Global oil demand growth is expected to accelerate in 2014 to 1.1 mb/d, compared with 0.9 mb/d in 2013. The forecast of demand growth for 2014 has been trimmed by 0.1 mb/d on reduced GDP expectations from the IMF, while that for 2013 is largely unchanged.
Global supply is estimated to have increased by 575 kb/d m-o-m in July, to 91.85 mb/d, led by higher non-OPEC production. Strong growth in North America is expected to lift 2H13 total non-OPEC supply by an average 1.4 mb/d y-o-y, to reach 55.4 mb/d in 4Q13.
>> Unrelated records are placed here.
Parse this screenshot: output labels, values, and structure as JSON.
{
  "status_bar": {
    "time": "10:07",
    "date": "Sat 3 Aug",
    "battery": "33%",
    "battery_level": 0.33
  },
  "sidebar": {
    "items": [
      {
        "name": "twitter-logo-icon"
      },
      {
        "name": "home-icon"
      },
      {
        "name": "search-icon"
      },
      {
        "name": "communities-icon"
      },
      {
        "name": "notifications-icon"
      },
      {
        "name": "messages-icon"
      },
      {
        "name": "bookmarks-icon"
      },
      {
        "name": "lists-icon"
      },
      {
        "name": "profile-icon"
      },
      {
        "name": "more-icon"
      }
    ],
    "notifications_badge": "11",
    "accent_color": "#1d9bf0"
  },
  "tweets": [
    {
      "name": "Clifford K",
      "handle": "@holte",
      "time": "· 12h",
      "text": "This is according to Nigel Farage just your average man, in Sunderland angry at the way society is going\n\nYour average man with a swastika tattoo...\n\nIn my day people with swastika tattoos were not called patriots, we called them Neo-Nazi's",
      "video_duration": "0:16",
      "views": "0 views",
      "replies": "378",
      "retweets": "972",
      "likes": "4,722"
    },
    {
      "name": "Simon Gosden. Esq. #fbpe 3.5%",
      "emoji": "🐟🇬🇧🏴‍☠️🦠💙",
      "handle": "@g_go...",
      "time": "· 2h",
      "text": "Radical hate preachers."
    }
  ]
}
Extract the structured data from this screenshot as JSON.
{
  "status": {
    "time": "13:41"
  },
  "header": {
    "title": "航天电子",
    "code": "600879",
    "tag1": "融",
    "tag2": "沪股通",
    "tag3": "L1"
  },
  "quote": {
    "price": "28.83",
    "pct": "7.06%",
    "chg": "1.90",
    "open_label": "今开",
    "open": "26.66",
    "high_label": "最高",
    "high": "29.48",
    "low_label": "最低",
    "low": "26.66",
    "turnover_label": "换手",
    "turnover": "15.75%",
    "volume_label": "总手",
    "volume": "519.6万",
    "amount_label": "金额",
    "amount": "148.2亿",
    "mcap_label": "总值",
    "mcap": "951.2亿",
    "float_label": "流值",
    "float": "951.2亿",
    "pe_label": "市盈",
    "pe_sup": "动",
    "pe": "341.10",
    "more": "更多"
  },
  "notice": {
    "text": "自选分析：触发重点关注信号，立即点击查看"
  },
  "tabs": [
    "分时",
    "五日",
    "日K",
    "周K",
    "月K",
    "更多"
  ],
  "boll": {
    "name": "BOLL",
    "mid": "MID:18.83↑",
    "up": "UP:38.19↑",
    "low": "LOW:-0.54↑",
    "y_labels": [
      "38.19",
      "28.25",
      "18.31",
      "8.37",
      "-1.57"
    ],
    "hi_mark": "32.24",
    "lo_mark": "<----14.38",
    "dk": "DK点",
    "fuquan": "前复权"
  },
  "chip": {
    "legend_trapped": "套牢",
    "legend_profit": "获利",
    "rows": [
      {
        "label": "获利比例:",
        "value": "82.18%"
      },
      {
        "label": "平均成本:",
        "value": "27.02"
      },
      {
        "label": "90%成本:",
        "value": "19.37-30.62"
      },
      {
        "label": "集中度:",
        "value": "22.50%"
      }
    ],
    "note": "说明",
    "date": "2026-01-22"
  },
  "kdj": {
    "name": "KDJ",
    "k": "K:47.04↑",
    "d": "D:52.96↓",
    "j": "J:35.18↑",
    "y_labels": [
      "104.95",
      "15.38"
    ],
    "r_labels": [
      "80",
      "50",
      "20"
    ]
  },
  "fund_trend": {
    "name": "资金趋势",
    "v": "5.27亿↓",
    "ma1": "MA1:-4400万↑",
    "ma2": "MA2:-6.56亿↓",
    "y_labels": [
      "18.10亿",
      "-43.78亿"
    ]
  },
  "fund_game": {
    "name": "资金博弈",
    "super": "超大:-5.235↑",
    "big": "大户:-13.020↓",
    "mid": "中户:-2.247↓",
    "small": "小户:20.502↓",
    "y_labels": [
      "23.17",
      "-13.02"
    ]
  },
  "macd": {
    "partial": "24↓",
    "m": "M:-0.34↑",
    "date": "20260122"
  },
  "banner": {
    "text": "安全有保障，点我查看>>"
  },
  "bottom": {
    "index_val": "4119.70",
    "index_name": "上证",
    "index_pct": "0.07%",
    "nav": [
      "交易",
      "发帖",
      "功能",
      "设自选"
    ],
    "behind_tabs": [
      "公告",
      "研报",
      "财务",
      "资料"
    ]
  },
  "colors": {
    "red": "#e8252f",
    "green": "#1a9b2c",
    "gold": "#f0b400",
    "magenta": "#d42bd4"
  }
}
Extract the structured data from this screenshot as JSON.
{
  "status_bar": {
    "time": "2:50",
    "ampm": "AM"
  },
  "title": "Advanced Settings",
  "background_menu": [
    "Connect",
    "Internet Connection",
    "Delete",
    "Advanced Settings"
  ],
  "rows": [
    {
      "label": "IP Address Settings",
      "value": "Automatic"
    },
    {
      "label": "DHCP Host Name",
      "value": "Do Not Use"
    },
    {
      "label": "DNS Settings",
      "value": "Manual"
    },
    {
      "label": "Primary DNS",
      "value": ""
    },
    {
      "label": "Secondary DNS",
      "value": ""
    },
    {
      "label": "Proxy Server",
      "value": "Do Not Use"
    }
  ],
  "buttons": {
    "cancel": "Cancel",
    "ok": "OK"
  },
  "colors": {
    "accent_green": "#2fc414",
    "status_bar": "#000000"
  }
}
OPEC crude oil supplies edged down by 165 kb/d m-o-m in July, to 30.41 mb/d, on supply disruptions in Libya and Iraq and despite higher Saudi output. The ‘call on OPEC crude and stock change’ for 3Q13 was revised upwards by 200 kb/d, to 30 mb/d, on higher demand projections for the quarter.
Global refinery crude demand surged by 3.1 mb/d in June, its highest monthly increase on record, and likely rose further in July, ahead of autumn maintenance. At 77.2 mb/d, June runs were almost 2.0 mb/d above year-earlier levels. Global runs were pegged at 74.8 mb/d for 2Q13, rising to 77.3 mb/d in 3Q13.
OECD industry inventories built seasonally by 11.9 mb in June, to 2 663 mb. Steep gains of 33.6 mb in product inventories led the increase, offsetting large crude draws. Refined product stocks covered 30.5 days of forward demand at end-June, up 0.8 day on the month.